Portrait of Cécile Vitet, in Profile is an 1850 portrait oil on canvas painting in the Academic style by French artist and sculptor Jean-Léon Gérôme.
Cécile Vitet (nee Perier), also known as Cécile Bonaparte, was a prominent figure in French history during the early 19th century. She was born on December 22, 1777, in Lyon, France, into the influential Perier family. Cécile was the daughter of Claude Perier, a wealthy banker, and Françoise Perier.
In 1797, at the age of 19, Cécile married Jérôme Bonaparte, the younger brother of Napoleon Bonaparte, who would later become Emperor of the French. The marriage was arranged by Napoleon to solidify alliances within his family and enhance his political standing. Cécile and Jérôme had one child together, a son named Jérôme Napoléon Bonaparte.
The relationship between Cécile and Jérôme was turbulent, marked by frequent separations and infidelities. Despite their difficulties, Cécile’s loyalty to her husband and the Bonaparte family remained steadfast. She accompanied Jérôme during his political appointments, including his tenure as King of Westphalia from 1807 to 1813.

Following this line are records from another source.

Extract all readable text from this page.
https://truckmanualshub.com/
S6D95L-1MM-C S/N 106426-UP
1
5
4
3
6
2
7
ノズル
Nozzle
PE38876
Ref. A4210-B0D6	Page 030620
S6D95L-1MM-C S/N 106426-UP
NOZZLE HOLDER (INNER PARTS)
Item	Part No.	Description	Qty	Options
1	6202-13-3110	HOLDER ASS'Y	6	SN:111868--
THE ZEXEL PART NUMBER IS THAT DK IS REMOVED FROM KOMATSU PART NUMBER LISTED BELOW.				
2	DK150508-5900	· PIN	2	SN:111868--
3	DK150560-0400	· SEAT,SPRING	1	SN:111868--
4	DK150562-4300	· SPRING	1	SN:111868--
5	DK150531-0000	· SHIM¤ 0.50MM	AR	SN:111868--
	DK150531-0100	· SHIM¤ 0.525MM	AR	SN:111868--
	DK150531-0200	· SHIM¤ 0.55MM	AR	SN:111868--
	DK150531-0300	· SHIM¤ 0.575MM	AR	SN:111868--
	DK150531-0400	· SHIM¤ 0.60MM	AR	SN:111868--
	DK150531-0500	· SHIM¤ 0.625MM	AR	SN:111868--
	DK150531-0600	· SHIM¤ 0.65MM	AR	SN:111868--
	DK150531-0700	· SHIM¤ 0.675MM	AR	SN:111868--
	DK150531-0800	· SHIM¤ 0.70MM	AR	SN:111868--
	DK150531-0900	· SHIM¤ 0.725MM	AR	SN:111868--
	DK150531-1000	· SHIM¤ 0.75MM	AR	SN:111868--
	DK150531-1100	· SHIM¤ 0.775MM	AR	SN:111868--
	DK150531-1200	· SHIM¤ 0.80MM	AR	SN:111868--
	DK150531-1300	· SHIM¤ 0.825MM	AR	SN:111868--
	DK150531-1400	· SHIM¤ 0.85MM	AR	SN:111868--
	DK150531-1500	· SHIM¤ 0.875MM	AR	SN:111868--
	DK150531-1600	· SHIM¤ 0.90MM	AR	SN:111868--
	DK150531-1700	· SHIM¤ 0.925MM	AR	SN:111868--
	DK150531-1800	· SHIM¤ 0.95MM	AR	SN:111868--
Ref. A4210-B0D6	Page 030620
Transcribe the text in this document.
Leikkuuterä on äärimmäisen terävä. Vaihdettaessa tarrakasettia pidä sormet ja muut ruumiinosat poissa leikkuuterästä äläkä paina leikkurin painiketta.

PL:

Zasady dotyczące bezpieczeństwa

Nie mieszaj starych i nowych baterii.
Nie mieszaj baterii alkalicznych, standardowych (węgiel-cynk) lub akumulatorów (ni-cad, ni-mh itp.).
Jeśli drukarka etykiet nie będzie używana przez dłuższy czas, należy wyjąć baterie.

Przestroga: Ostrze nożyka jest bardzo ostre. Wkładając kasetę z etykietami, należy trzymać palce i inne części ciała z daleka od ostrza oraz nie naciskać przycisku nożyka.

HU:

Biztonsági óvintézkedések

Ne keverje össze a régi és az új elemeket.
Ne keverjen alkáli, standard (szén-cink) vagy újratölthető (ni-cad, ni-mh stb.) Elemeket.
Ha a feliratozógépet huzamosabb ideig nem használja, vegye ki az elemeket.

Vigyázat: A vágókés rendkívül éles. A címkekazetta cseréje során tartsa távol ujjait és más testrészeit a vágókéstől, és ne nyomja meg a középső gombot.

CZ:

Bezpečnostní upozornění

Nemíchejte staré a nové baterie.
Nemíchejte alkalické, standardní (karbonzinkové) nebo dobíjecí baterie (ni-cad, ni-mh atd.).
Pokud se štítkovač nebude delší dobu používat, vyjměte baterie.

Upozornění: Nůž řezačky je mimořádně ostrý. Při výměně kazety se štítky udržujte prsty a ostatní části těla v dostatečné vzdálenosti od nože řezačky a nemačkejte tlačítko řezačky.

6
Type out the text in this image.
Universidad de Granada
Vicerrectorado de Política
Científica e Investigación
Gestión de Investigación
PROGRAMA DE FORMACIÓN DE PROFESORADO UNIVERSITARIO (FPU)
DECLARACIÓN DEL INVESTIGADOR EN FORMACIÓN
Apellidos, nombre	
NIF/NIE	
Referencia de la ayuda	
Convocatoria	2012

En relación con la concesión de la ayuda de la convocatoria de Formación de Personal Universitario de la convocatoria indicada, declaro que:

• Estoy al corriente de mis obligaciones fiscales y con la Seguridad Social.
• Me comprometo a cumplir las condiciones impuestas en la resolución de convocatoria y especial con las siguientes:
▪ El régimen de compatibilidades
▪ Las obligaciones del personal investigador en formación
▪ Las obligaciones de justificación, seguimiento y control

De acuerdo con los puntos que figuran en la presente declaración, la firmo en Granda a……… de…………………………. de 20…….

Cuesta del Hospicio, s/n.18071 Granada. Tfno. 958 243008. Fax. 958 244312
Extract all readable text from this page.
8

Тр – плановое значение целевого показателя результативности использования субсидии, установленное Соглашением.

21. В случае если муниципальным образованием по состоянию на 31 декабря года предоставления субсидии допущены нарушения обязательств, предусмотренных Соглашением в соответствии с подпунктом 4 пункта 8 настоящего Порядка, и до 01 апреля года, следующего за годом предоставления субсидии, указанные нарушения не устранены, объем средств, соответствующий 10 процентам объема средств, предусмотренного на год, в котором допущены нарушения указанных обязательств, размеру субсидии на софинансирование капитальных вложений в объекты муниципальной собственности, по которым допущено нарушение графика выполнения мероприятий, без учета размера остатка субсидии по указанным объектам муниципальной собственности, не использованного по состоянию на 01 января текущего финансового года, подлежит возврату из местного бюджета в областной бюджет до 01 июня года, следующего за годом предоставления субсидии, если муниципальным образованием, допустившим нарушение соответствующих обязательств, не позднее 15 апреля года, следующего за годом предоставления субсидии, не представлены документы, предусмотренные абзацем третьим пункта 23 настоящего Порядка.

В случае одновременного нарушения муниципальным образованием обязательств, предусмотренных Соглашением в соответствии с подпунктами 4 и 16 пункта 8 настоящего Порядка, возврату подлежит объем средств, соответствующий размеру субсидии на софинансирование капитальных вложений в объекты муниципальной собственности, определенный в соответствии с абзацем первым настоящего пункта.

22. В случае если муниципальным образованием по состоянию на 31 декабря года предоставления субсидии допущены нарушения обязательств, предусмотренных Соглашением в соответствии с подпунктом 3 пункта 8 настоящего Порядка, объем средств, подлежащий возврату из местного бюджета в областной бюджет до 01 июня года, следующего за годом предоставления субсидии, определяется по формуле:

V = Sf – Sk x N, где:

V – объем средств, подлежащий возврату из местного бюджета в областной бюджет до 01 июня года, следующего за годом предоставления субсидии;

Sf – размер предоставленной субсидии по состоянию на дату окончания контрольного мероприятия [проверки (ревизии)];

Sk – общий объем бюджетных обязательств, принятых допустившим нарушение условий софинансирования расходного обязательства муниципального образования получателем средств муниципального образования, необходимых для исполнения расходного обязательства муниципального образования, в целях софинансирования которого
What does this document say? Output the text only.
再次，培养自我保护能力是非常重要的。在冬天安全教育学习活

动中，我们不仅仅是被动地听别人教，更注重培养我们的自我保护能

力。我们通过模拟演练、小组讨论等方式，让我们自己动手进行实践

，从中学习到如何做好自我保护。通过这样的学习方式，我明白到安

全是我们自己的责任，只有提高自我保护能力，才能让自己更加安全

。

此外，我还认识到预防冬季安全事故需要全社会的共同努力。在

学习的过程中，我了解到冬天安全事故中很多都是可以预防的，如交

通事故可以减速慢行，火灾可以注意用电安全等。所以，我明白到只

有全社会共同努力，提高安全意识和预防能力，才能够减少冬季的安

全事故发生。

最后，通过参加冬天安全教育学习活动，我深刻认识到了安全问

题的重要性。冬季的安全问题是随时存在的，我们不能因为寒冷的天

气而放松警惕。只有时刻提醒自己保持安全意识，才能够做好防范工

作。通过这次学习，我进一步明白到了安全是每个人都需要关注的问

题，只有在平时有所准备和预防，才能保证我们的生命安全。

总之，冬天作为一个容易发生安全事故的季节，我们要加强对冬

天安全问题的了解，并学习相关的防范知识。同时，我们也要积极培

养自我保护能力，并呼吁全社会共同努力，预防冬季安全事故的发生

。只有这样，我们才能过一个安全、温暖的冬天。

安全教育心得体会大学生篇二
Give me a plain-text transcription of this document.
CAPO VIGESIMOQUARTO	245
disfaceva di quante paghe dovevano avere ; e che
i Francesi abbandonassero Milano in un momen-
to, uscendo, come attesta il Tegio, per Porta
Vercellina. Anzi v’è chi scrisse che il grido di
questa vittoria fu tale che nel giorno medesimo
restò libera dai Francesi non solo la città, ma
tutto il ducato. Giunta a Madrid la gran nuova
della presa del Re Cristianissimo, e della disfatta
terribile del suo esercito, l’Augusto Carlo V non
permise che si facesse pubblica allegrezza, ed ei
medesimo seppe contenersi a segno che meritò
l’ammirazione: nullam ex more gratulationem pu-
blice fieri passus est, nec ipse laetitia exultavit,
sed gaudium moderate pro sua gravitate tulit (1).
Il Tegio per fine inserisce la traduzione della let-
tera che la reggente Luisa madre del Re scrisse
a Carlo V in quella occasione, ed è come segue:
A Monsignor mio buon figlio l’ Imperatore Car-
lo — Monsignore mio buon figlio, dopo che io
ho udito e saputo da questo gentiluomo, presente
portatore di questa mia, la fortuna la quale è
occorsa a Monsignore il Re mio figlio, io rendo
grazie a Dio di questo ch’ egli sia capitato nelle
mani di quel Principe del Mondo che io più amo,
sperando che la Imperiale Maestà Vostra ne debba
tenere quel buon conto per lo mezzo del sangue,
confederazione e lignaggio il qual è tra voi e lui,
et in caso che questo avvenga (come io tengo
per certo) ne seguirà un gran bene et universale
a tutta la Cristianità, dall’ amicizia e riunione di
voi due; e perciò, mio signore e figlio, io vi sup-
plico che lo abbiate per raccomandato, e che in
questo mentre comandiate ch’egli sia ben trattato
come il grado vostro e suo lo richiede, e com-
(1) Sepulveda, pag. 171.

After Napoleon’s defeat and the fall of the French Empire, Jérôme and Cécile went into exile. They lived in various locations, including the United States and Italy, before eventually settling in Trieste, then part of the Austrian Empire. During this period, Cécile dedicated herself to raising their son and managing the family’s affairs.
Cécile’s marriage to Jérôme was annulled in 1807 by Napoleon due to political considerations. Following the annulment, Cécile retained her title of Princess of Würzburg and later Princess of Montfort. After Jérôme’s death in 1860, Cécile lived a more private life in Trieste, where she died on January 16, 1845.
Cécile Perier, through her marriage to Jérôme Bonaparte, was part of the extended Bonaparte family and played a role in the political and social circles of the time. Her life reflects the complexities and intrigues of the Napoleonic era and provides insights into the experiences of individuals connected to one of history’s most influential families.